Just have the nurse put it in your chart: "Patient is allergic to foolishness".
I've had a couple of surgeries, one of which was more specialized (in the sense, a very limited number of surgeons perform it, though the number is increasing). For one, I had my parents' insurance still, so that was all dealt with, and really I could've had it at just about any hospital with a competent GI surgeon. The second one I had medicaid, which paid for everything (thank god), it was just a question of the scheduling wheels turning slowly (meet the surgeon, pre-op appointments, actual surgery, etc, but I was got in early d/t a cancellation). Now, I have a partially subsidized plan, but it's the first time I've had a plan where my local (5 mins away) hospital is out of network for anything but emergency visits. The specialty hospital is among the best in the country, so I'm perfectly happy to have it there, it's just that, OR time is a limited resource, especially for a hospital doing such a high volume of orthopedic procedures daily. It was frustrating to get a date, frantically arrange things, then be told "um, actually..." And have to frantically re-arrange things and tell people "...ok soon, but I don't know when, I'll get back to you". It might be a week of delay, or two weeks, or a month.

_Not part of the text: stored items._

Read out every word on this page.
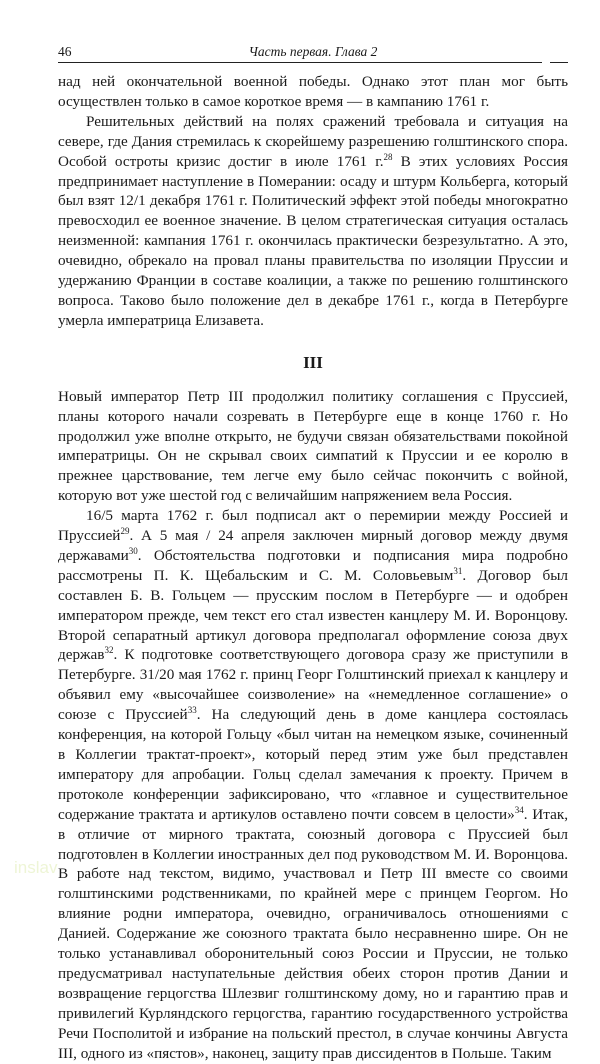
46	Часть первая. Глава 2

над ней окончательной военной победы. Однако этот план мог быть осуществлен только в самое короткое время — в кампанию 1761 г.

Решительных действий на полях сражений требовала и ситуация на севере, где Дания стремилась к скорейшему разрешению голштинского спора. Особой остроты кризис достиг в июле 1761 г.$^{28}$ В этих условиях Россия предпринимает наступление в Померании: осаду и штурм Кольберга, который был взят 12/1 декабря 1761 г. Политический эффект этой победы многократно превосходил ее военное значение. В целом стратегическая ситуация осталась неизменной: кампания 1761 г. окончилась практически безрезультатно. А это, очевидно, обрекало на провал планы правительства по изоляции Пруссии и удержанию Франции в составе коалиции, а также по решению голштинского вопроса. Таково было положение дел в декабре 1761 г., когда в Петербурге умерла императрица Елизавета.

III

Новый император Петр III продолжил политику соглашения с Пруссией, планы которого начали созревать в Петербурге еще в конце 1760 г. Но продолжил уже вполне открыто, не будучи связан обязательствами покойной императрицы. Он не скрывал своих симпатий к Пруссии и ее королю в прежнее царствование, тем легче ему было сейчас покончить с войной, которую вот уже шестой год с величайшим напряжением вела Россия.

16/5 марта 1762 г. был подписал акт о перемирии между Россией и Пруссией$^{29}$. А 5 мая / 24 апреля заключен мирный договор между двумя державами$^{30}$. Обстоятельства подготовки и подписания мира подробно рассмотрены П. К. Щебальским и С. М. Соловьевым$^{31}$. Договор был составлен Б. В. Гольцем — прусским послом в Петербурге — и одобрен императором прежде, чем текст его стал известен канцлеру М. И. Воронцову. Второй сепаратный артикул договора предполагал оформление союза двух держав$^{32}$. К подготовке соответствующего договора сразу же приступили в Петербурге. 31/20 мая 1762 г. принц Георг Голштинский приехал к канцлеру и объявил ему «высочайшее соизволение» на «немедленное соглашение» о союзе с Пруссией$^{33}$. На следующий день в доме канцлера состоялась конференция, на которой Гольцу «был читан на немецком языке, сочиненный в Коллегии трактат-проект», который перед этим уже был представлен императору для апробации. Гольц сделал замечания к проекту. Причем в протоколе конференции зафиксировано, что «главное и существительное содержание трактата и артикулов оставлено почти совсем в целости»$^{34}$. Итак, в отличие от мирного трактата, союзный договора с Пруссией был подготовлен в Коллегии иностранных дел под руководством М. И. Воронцова. В работе над текстом, видимо, участвовал и Петр III вместе со своими голштинскими родственниками, по крайней мере с принцем Георгом. Но влияние родни императора, очевидно, ограничивалось отношениями с Данией. Содержание же союзного трактата было несравненно шире. Он не только устанавливал оборонительный союз России и Пруссии, не только предусматривал наступательные действия обеих сторон против Дании и возвращение герцогства Шлезвиг голштинскому дому, но и гарантию прав и привилегий Курляндского герцогства, гарантию государственного устройства Речи Посполитой и избрание на польский престол, в случае кончины Августа III, одного из «пястов», наконец, защиту прав диссидентов в Польше. Таким

inslav
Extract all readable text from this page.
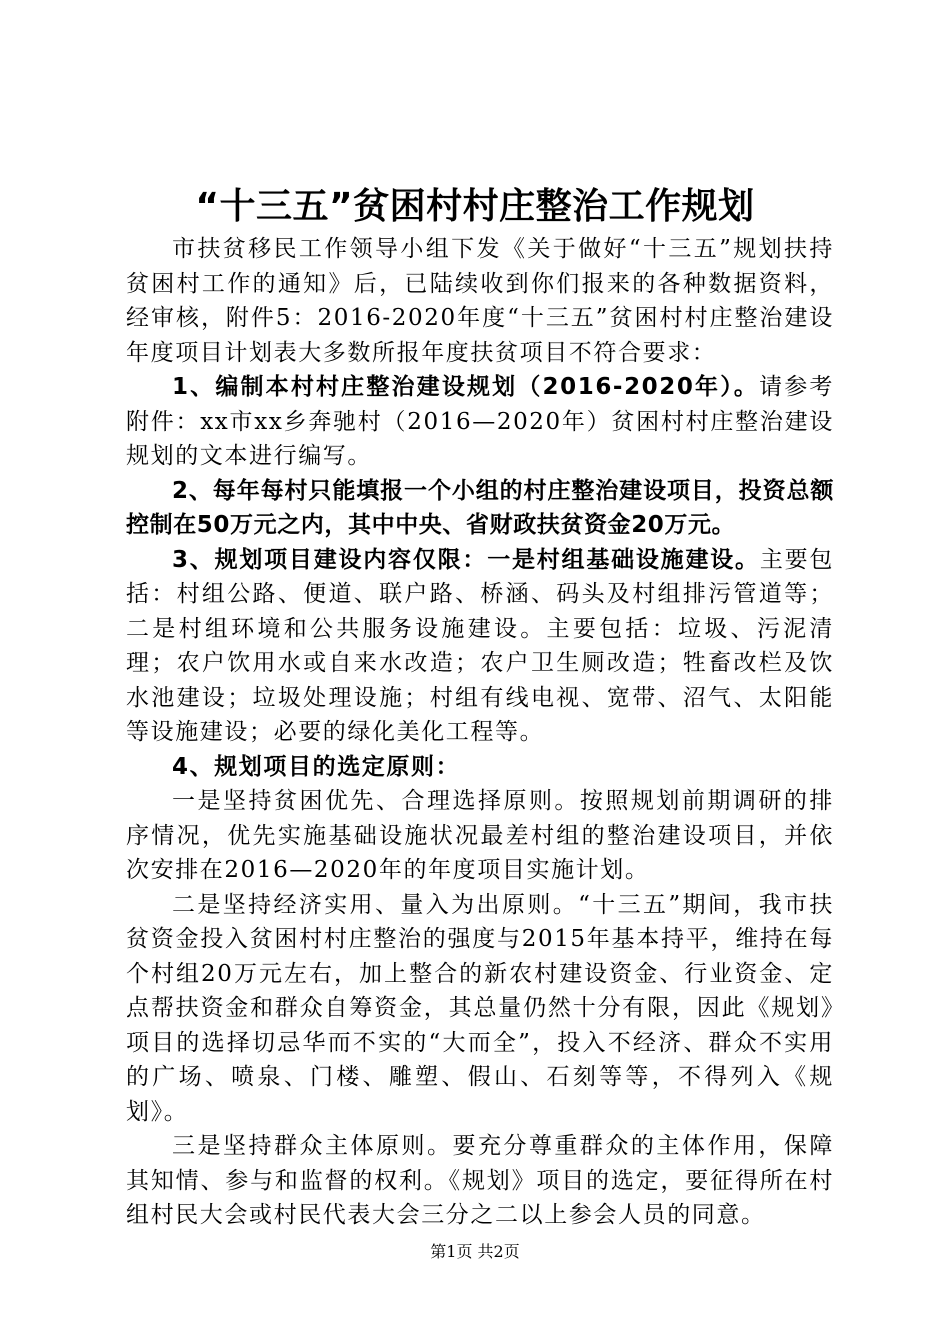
“十三五”贫困村村庄整治工作规划

市扶贫移民工作领导小组下发《关于做好“十三五”规划扶持贫困村工作的通知》后，已陆续收到你们报来的各种数据资料，经审核，附件5：2016-2020年度“十三五”贫困村村庄整治建设年度项目计划表大多数所报年度扶贫项目不符合要求：

1、编制本村村庄整治建设规划（2016-2020年）。请参考附件：xx市xx乡奔驰村（2016—2020年）贫困村村庄整治建设规划的文本进行编写。

2、每年每村只能填报一个小组的村庄整治建设项目，投资总额控制在50万元之内，其中中央、省财政扶贫资金20万元。

3、规划项目建设内容仅限：一是村组基础设施建设。主要包括：村组公路、便道、联户路、桥涵、码头及村组排污管道等；二是村组环境和公共服务设施建设。主要包括：垃圾、污泥清理；农户饮用水或自来水改造；农户卫生厕改造；牲畜改栏及饮水池建设；垃圾处理设施；村组有线电视、宽带、沼气、太阳能等设施建设；必要的绿化美化工程等。

4、规划项目的选定原则：

一是坚持贫困优先、合理选择原则。按照规划前期调研的排序情况，优先实施基础设施状况最差村组的整治建设项目，并依次安排在2016—2020年的年度项目实施计划。

二是坚持经济实用、量入为出原则。“十三五”期间，我市扶贫资金投入贫困村村庄整治的强度与2015年基本持平，维持在每个村组20万元左右，加上整合的新农村建设资金、行业资金、定点帮扶资金和群众自筹资金，其总量仍然十分有限，因此《规划》项目的选择切忌华而不实的“大而全”，投入不经济、群众不实用的广场、喷泉、门楼、雕塑、假山、石刻等等，不得列入《规划》。

三是坚持群众主体原则。要充分尊重群众的主体作用，保障其知情、参与和监督的权利。《规划》项目的选定，要征得所在村组村民大会或村民代表大会三分之二以上参会人员的同意。

第1页 共2页
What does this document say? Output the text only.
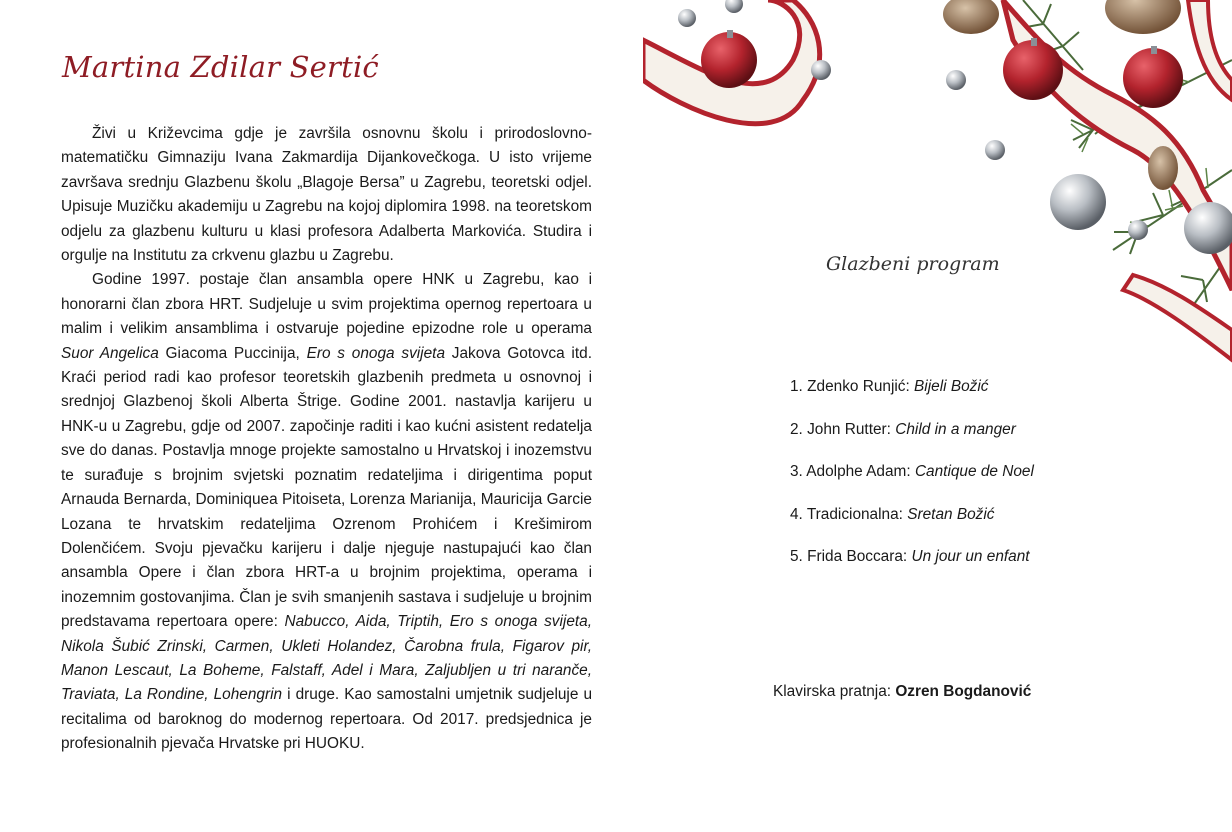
Martina Zdilar Sertić

Živi u Križevcima gdje je završila osnovnu školu i prirodoslovno-matematičku Gimnaziju Ivana Zakmardija Dijankovečkoga. U isto vrijeme završava srednju Glazbenu školu „Blagoje Bersa” u Zagrebu, teoretski odjel. Upisuje Muzičku akademiju u Zagrebu na kojoj diplomira 1998. na teoretskom odjelu za glazbenu kulturu u klasi profesora Adalberta Markovića. Studira i orgulje na Institutu za crkvenu glazbu u Zagrebu.

Godine 1997. postaje član ansambla opere HNK u Zagrebu, kao i honorarni član zbora HRT. Sudjeluje u svim projektima opernog repertoara u malim i velikim ansamblima i ostvaruje pojedine epizodne role u operama Suor Angelica Giacoma Puccinija, Ero s onoga svijeta Jakova Gotovca itd. Kraći period radi kao profesor teoretskih glazbenih predmeta u osnovnoj i srednjoj Glazbenoj školi Alberta Štrige. Godine 2001. nastavlja karijeru u HNK-u u Zagrebu, gdje od 2007. započinje raditi i kao kućni asistent redatelja sve do danas. Postavlja mnoge projekte samostalno u Hrvatskoj i inozemstvu te surađuje s brojnim svjetski poznatim redateljima i dirigentima poput Arnauda Bernarda, Dominiquea Pitoiseta, Lorenza Marianija, Mauricija Garcie Lozana te hrvatskim redateljima Ozrenom Prohićem i Krešimirom Dolenčićem. Svoju pjevačku karijeru i dalje njeguje nastupajući kao član ansambla Opere i član zbora HRT-a u brojnim projektima, operama i inozemnim gostovanjima. Član je svih smanjenih sastava i sudjeluje u brojnim predstavama repertoara opere: Nabucco, Aida, Triptih, Ero s onoga svijeta, Nikola Šubić Zrinski, Carmen, Ukleti Holandez, Čarobna frula, Figarov pir, Manon Lescaut, La Boheme, Falstaff, Adel i Mara, Zaljubljen u tri naranče, Traviata, La Rondine, Lohengrin i druge. Kao samostalni umjetnik sudjeluje u recitalima od baroknog do modernog repertoara. Od 2017. predsjednica je profesionalnih pjevača Hrvatske pri HUOKU.

Glazbeni program
1. Zdenko Runjić: Bijeli Božić
2. John Rutter: Child in a manger
3. Adolphe Adam: Cantique de Noel
4. Tradicionalna: Sretan Božić
5. Frida Boccara: Un jour un enfant
Klavirska pratnja: Ozren Bogdanović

I do get the sense this surgeon will go to bat for me, because when we looked at my MRIs, he got very distressed when my reply to, "How are you walking around not in excruciating pain?" was "Well, I am in pain, but I have a life and no real choice, so I just have to accept it."
The funny thing is, I saw this exact scenario with a patient a few years ago. He needed some toes amputated, which pretty much any fool with an MD and a set of bolt cutters can do, so he went to Local Hospital, but because of his insurance had to be transferred to a large downtown trauma center, admitted and have the surgery there - and his wife didn't drive. Absolute nonsense.